Cyanobacteria, which have sometimes confusingly and inaccurately been called blue-green algae, are cool critters.
Monday, October 28, 2013
To find a new species to science, in a genus that is only represented by one other species in the world, is cooler still.
And to find it in a hot, 100-year-old volcanic cave on active Kilauea volcano, well, that's so cool it's downright polar.
University of Hawai`i researchers are reporting they found the primitive life form on a film of biological material growing on the rock wall of a Kilauea cave a few hundred feet from Halema`um a`u. To get into it, they had to back feet first through a small entrance into the cave, whose floor radiated heat at 90 degrees Celsius or 190 degrees Fahrenheit.
(Image: The cyanobacteria mat on Kilauea cave wall. Photo courtesy Stuart Donachie, UH.)
They found a glistening purple mat of moist stuff, growing in very low light on the cave wall. When they ran its genetics, they found it fits in a genus of cyanobacteria that wasn’t described until 1974 and has only one other species in it. That one was found in Switzerland on limestone rock, while this one was on basalt. And genetic work showed the two had diverged from each other 280 million years ago.
Why should we care about cyanobacteria? We wouldn’t exist without them. They are largely responsible for much of the oxygen in our atmosphere. Some varieties fix nitrogen, creating nutrients for plants.
They are some of the earliest life forms ever identified on Earth. They’re different from many others in that their cells have no nucleus, making them procaryotes like bacteria. By contrast, humans and other animals, insects, fungi and all plants are eucaryotes: they have their genetic material encased in nuclei within their cells.
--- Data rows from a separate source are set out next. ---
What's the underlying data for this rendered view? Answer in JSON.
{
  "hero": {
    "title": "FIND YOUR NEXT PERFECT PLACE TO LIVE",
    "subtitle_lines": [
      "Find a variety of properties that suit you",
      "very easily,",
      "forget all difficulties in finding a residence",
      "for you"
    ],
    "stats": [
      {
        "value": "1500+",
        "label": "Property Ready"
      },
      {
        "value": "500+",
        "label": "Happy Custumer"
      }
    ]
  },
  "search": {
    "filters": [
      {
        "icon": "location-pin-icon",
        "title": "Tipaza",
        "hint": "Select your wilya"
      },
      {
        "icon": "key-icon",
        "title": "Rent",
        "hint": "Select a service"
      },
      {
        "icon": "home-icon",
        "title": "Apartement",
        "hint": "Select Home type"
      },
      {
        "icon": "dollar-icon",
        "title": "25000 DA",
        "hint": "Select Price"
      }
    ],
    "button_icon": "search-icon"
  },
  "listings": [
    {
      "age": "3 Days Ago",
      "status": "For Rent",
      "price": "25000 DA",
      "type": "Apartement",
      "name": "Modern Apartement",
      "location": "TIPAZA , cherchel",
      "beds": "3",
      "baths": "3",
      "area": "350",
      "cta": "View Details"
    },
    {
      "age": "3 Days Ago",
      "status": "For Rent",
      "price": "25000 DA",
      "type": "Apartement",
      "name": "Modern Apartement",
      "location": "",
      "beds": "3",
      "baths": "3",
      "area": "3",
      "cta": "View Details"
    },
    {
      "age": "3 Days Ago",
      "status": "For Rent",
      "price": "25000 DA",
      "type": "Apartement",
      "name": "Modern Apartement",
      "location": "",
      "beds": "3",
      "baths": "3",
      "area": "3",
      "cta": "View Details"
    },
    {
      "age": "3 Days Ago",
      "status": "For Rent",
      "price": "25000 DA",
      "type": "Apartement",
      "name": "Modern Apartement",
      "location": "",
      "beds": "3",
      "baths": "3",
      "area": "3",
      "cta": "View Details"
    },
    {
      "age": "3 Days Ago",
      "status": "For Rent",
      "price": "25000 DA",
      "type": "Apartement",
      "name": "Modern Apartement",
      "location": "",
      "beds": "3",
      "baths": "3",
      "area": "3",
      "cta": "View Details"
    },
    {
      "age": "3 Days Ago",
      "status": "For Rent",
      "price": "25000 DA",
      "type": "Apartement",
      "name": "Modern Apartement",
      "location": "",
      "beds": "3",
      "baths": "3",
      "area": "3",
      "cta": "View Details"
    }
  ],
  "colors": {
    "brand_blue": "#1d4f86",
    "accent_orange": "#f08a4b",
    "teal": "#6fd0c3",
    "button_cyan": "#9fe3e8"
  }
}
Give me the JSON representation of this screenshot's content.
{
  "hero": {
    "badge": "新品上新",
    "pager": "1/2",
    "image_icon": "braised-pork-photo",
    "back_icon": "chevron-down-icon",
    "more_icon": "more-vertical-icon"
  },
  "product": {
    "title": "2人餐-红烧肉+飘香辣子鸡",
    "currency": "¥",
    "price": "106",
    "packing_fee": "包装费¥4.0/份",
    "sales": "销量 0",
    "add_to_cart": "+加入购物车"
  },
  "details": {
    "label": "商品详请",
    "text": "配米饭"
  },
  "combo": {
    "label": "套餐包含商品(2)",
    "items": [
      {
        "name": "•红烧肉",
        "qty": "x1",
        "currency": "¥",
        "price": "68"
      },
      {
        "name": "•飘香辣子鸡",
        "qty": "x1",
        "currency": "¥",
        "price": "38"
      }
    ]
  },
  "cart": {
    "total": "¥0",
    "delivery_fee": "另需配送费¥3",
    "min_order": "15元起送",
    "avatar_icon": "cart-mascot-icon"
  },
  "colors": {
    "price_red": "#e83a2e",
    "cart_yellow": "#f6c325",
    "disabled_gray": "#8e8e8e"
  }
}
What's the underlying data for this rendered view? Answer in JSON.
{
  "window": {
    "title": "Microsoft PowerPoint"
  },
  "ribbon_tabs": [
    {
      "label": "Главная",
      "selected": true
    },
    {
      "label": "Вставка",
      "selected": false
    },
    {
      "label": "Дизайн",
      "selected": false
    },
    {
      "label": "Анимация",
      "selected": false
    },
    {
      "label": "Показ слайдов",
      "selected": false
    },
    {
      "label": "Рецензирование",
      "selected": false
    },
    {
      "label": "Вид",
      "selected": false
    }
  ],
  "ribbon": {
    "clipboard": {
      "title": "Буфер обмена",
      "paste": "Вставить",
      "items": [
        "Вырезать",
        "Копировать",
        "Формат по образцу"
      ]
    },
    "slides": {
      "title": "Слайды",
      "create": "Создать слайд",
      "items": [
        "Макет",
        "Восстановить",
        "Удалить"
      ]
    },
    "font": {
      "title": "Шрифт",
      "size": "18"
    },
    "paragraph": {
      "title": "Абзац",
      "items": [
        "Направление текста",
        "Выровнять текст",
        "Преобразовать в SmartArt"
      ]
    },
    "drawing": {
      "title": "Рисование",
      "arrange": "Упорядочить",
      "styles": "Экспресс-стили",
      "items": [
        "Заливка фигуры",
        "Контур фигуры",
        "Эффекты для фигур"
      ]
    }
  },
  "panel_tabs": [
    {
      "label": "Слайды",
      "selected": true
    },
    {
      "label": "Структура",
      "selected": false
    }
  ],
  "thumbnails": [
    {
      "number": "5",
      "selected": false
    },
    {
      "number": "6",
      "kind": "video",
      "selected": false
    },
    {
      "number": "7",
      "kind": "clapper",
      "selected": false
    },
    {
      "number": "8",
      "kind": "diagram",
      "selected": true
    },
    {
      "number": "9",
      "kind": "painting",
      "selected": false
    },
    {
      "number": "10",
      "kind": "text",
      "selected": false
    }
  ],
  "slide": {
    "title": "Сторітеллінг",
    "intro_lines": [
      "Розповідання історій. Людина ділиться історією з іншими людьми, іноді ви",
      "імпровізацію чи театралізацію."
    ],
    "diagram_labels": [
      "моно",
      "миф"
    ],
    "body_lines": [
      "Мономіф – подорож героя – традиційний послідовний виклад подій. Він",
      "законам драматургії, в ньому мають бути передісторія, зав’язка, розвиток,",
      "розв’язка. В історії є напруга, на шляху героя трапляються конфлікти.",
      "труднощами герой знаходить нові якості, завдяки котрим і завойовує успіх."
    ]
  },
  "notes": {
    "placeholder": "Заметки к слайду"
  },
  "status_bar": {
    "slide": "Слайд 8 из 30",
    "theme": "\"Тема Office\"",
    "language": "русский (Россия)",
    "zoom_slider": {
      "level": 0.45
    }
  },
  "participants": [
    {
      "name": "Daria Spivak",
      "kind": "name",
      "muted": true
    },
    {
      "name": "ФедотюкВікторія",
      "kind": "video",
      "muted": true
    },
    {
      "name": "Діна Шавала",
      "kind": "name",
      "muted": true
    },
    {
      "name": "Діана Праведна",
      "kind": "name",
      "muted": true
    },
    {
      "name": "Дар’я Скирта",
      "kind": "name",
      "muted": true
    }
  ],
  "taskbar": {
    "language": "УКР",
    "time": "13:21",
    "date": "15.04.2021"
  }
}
“Cyanobacteria are among the most diverse and successful microbes on Earth. As pioneers of oxygenic photosynthesis they permanently changed Earth's atmosphere by emitting gaseous diatomic oxygen, paving the way for the evolution of aerobic metabolism,” says a paper in the journal PLOS One, “Cultivation and Complete Genome Sequencing of Gloeobacter kilaueensis sp. nov., from a Lava Cave in Kīlauea Caldera, Hawai'i.”
The paper’s authors are Jimmy H. W. Saw, Michael Schatz, Mark V. Brown, Dennis D. Kunkel, Jamie S. Foster, Harry Shick, Stephanie Christensen, Shaobin Hou, Xuehua Wan, and Stuart P. Donachie.
As the article title suggests, they’re proposing naming the new species Gloeobacter kilaueensis sp. nov. (sp. nov. simply stands for “new species.”)
A colony of these new cyanobacteria is purple in color, and smooth and shiny. It has a gel or mucous-looking surface, said co-author Stuart Donachie. He said it’s a unique discovery.
"It’s a great find because both species represent an entire taxonomic order distinct from the other 7,500 known cyanobacteria species. They lack the photosynthetic membranes that are found in all those 7,500 species, which means they are also the most primitive known cyanobacteria,” said Donachie an associate professor in the Department of Microbiology at the University of Hawai`i’s College of Natural Sciences.
So how did this cyanobacterium get into a hot, young Kilauea cave?
“That’s a question we get asked all the time. It is a question we could not answer and have not answered,” Donachie said.
The most likely answer, he figures, is that it blew in on the wind. And not from a Switzerland colony.
That suggests there are, somewhere on the planet, other, undiscovered cyanobacteria colonies in the Gloeobacter genus, one of which was the source for Gloeobacter kilaueensis.